機械学習 2018 4 22
書名 いちばんやさしい機械学習プロジェクトの教本
著者 韮原 祐介 インプレス
この本は、技術者やプログラマー向けの本ではなく、
会社の企画部門の人や経営者向けの本です。
そういうわけで、
プログラミング言語の「Python」によるプログラミングや、
GPU(Graphics Processing Unit)などのハードウェアの話もありません。
一方で、一般の人が、
AI(人工知能)を学ぶような入門書ではありません。
つまり、対象者を絞った本と言えるでしょう。
さて、「機械学習」というネーミングが悪いかもしれません。
一般の人は、「機械」というと、
工場にある大型の機械を連想してしまい、
コンピューターを連想しないかもしれません。
どのような分野でも、
入門者の多くは、案外、独特な専門用語でつまづくのです。
そういうわけで、「機械学習」というネーミングは失敗だと思います。
著者は、このように説明します。
機械学習とは、簡単に言えば、
データからパターンやルールを機械自身に見つけさせる仕組みです。
(引用、以上)
ここで言う「機械」とは、コンピューターのことです。
みんなにわかりやすいネーミングにするとなると、
「コンピューター自身による自己学習」、
あるいは、「コンピューター自己学習」でしょう。
さて、コンピューターが数多くのデータから、
パターンやルールを見つけるというと、
抽象的でわかりにくいかもしれません。
たとえば、大きな駅の改札を入ると、
右に曲がる人が多いか、左に曲がる人が多いか。
右に曲がる人は、男性が多いか女性が多いかというのは、
パターンを見つける「機械学習」かもしれません。
あるいは、街中を歩いている女性の服の色は、
現在、何色が多くなったのか。
これを年代別に分けて「機械学習」をすれば、
「今、流行している服」、あるいは「これから流行する服」がわかるかもしれません。
さらに、顔認証システムを使って、
日本人は、風邪が流行ってくると、マスクをする人が多くなるので、
顔認証データを「機械学習」すれば、
コンピューターが、「この地域は、風邪が流行り始めている」と判断するかもしれません。

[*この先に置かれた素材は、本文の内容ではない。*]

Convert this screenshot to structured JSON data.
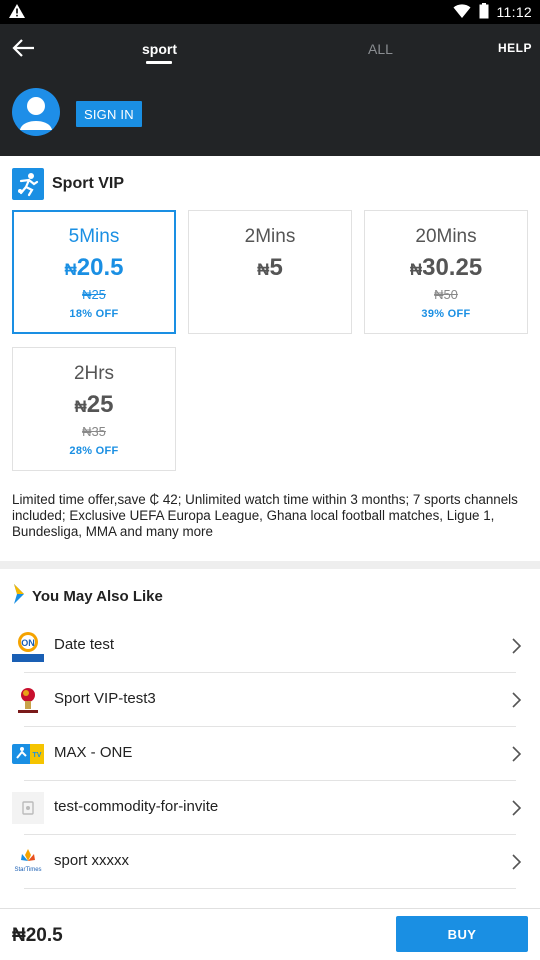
{
  "status_bar": {
    "time": "11:12"
  },
  "header": {
    "tabs": [
      {
        "label": "sport"
      },
      {
        "label": "ALL"
      }
    ],
    "help_label": "HELP",
    "signin_label": "SIGN IN"
  },
  "vip": {
    "title": "Sport VIP",
    "plans": [
      {
        "duration": "5Mins",
        "currency": "₦",
        "price": "20.5",
        "original": "₦25",
        "discount": "18% OFF",
        "selected": true
      },
      {
        "duration": "2Mins",
        "currency": "₦",
        "price": "5",
        "original": "",
        "discount": "",
        "selected": false
      },
      {
        "duration": "20Mins",
        "currency": "₦",
        "price": "30.25",
        "original": "₦50",
        "discount": "39% OFF",
        "selected": false
      },
      {
        "duration": "2Hrs",
        "currency": "₦",
        "price": "25",
        "original": "₦35",
        "discount": "28% OFF",
        "selected": false
      }
    ],
    "description": "Limited time offer,save ₵ 42; Unlimited watch time within 3 months; 7 sports channels included; Exclusive UEFA Europa League, Ghana local football matches, Ligue 1, Bundesliga, MMA and many more"
  },
  "recommendations": {
    "title": "You May Also Like",
    "items": [
      {
        "label": "Date test",
        "icon": "startimes-on-icon"
      },
      {
        "label": "Sport VIP-test3",
        "icon": "world-cup-icon"
      },
      {
        "label": "MAX - ONE",
        "icon": "max-one-icon"
      },
      {
        "label": "test-commodity-for-invite",
        "icon": "placeholder-image-icon"
      },
      {
        "label": "sport xxxxx",
        "icon": "startimes-icon"
      }
    ]
  },
  "footer": {
    "total": "₦20.5",
    "buy_label": "BUY"
  },
  "colors": {
    "accent": "#1a8fe3",
    "header_bg": "#222426"
  }
}
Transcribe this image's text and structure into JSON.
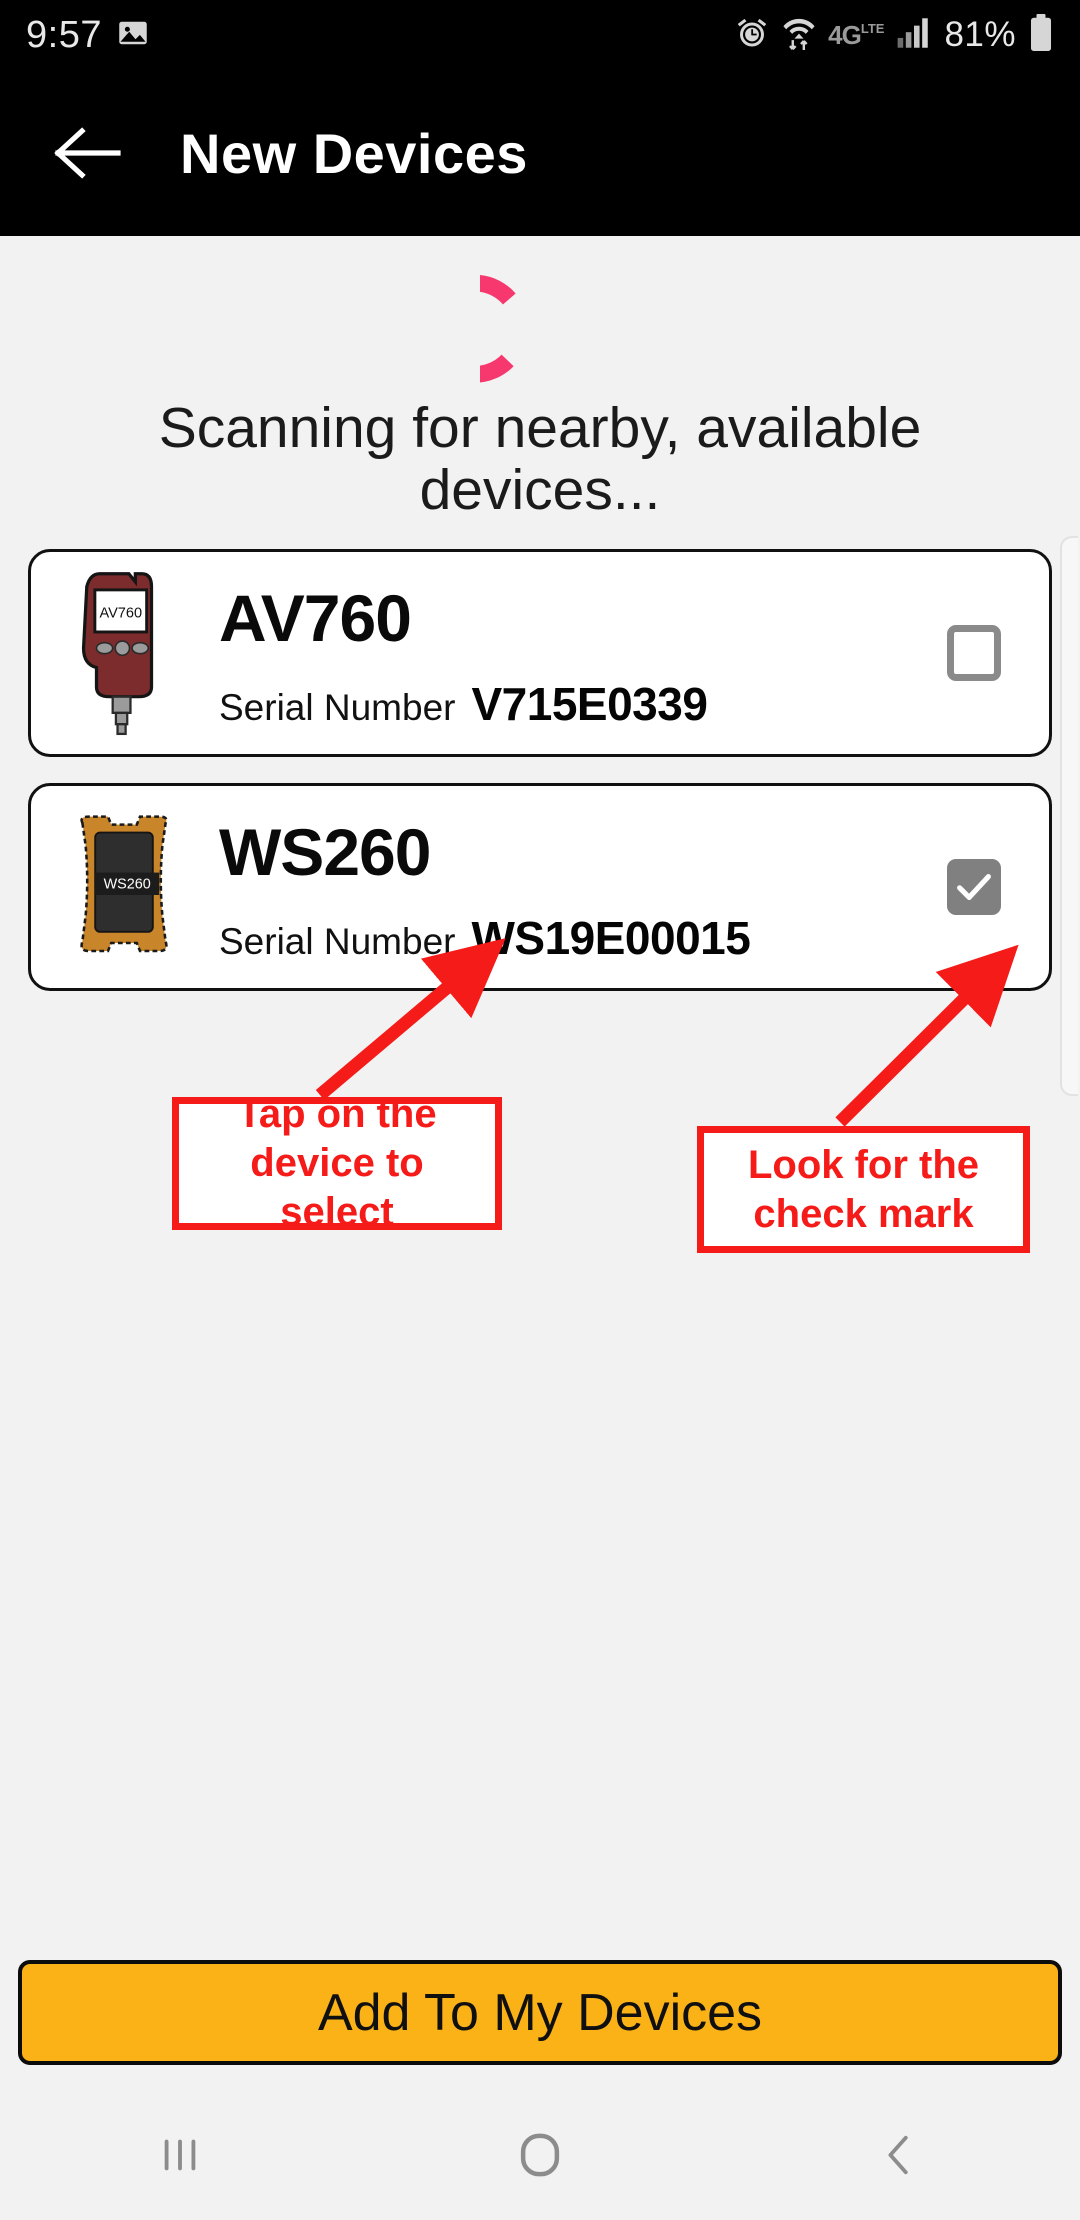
{
  "status_bar": {
    "time": "9:57",
    "battery_percent": "81%",
    "network": "4G",
    "network_sup": "LTE",
    "icons": [
      "image-icon",
      "alarm-icon",
      "wifi-icon",
      "network-4glte-icon",
      "signal-icon",
      "battery-icon"
    ]
  },
  "app_bar": {
    "title": "New Devices",
    "back_icon": "back-arrow-icon"
  },
  "scan": {
    "message": "Scanning for nearby, available devices...",
    "spinner_color": "#f6386e",
    "spinner_icon": "loading-spinner-icon"
  },
  "devices": [
    {
      "name": "AV760",
      "serial_label": "Serial Number",
      "serial_value": "V715E0339",
      "icon": "av760-gauge-icon",
      "icon_screen_text": "AV760",
      "icon_body_color": "#7c2c2c",
      "selected": false
    },
    {
      "name": "WS260",
      "serial_label": "Serial Number",
      "serial_value": "WS19E00015",
      "icon": "ws260-meter-icon",
      "icon_screen_text": "WS260",
      "icon_body_color": "#c8852a",
      "selected": true
    }
  ],
  "annotations": [
    {
      "id": "tap",
      "text": "Tap on the device to select",
      "color": "#f51b18"
    },
    {
      "id": "check",
      "text": "Look for the check mark",
      "color": "#f51b18"
    }
  ],
  "primary_button": {
    "label": "Add To My Devices",
    "color": "#fbb216"
  },
  "nav_bar": {
    "recents_icon": "recents-icon",
    "home_icon": "home-icon",
    "back_icon": "nav-back-icon"
  }
}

もっとピンポイントで、「この会社では、風邪が流行っている」とわかるかもしれません。
AIコンピューターによって、
私たち人間が経験や勘で判断していることを正確に判断してくれるでしょう。
人間の経験や勘は、だいたい正しいものですが、
やはり、「思い込み」などが入って、客観的な判断になるとは限らないのです。
さて、AIの分野においては、アメリカや中国と比較すると、
日本は大きく遅れてしまいましたが、
日本人の特性を考えると、
やがて、日本が、AIの分野で、世界のトップランナーになるかもしれません。
日本人というものは、みんなで集団で一定の方向を目指すと、
大きな成果が出るからです。
ここは、欧米の個人主義と大きく違うところです。
狩猟社会においては、個人の技術に大きく依存しますが、
農耕社会においては、集団の力が大きなものとなります。
GPUの威力 2018 2 4
GPU(グラフィックカード)は、
今や、ゲーム用ではなく、
AIコンピューターの心臓部になっていると書きましたが、
どれほどGPUがすごいのかについて、
中島能知氏の著書によると、
「NVIDIAの『GeForce GTX 1080 Ti』の演算能力は、
11テラFLOPSに達します。
20年ほど前に、
600億円かけて開発された初代の地球シミュレータは40テラFLOPS。
これは、最新のGPUの4つ分程度(約50万円)です」とあります。
「GeForce」といえば、
パソコンゲームの愛好家には、有名なブランド名でしょう。
パソコンでゲームをするならば、
グラフィックボードのGeForceを手に入れる必要があると言われたものです。
それが、今や、GPUは、AIコンピューターの必須アイテムになっているとは、
「時代の流れが早い」と言えるでしょう。
ソフマップドットコムで調べてみると、
「GeForce」のグラフィックカードは、
安いものは2万円程度から、高いものは7万円程度でした。
最新型から旧モデルまであるということでしょう。
(「1080 Ti」は、12万円でした)
なぜ、グラフィックカードという部品が、
ソフマップドットコムで売られているかというと、
デスクトップパソコンでは、後から、
グラフィックカードを買ってきて、
増設(補強)することができるからです。
(ただし、市販のパソコンでは、電源の容量を超える可能性があります)
おそらく、市販のパソコンは、
ゲーム用パソコンでない限り、
グラフィックカードは付属していないと思います。
もちろん、パソコンでインターネットを見たり、
ワードやエクセルに使うのには、グラフィックカードは不要です。
しかし、パソコンで、
AIコンピューティングをやってみたいとなると、
グラフィックカードは必要になってきます。
今、AIコンピューティングで先頭を走っているのはアメリカで、
それを猛烈に追いかけているのは、中国です。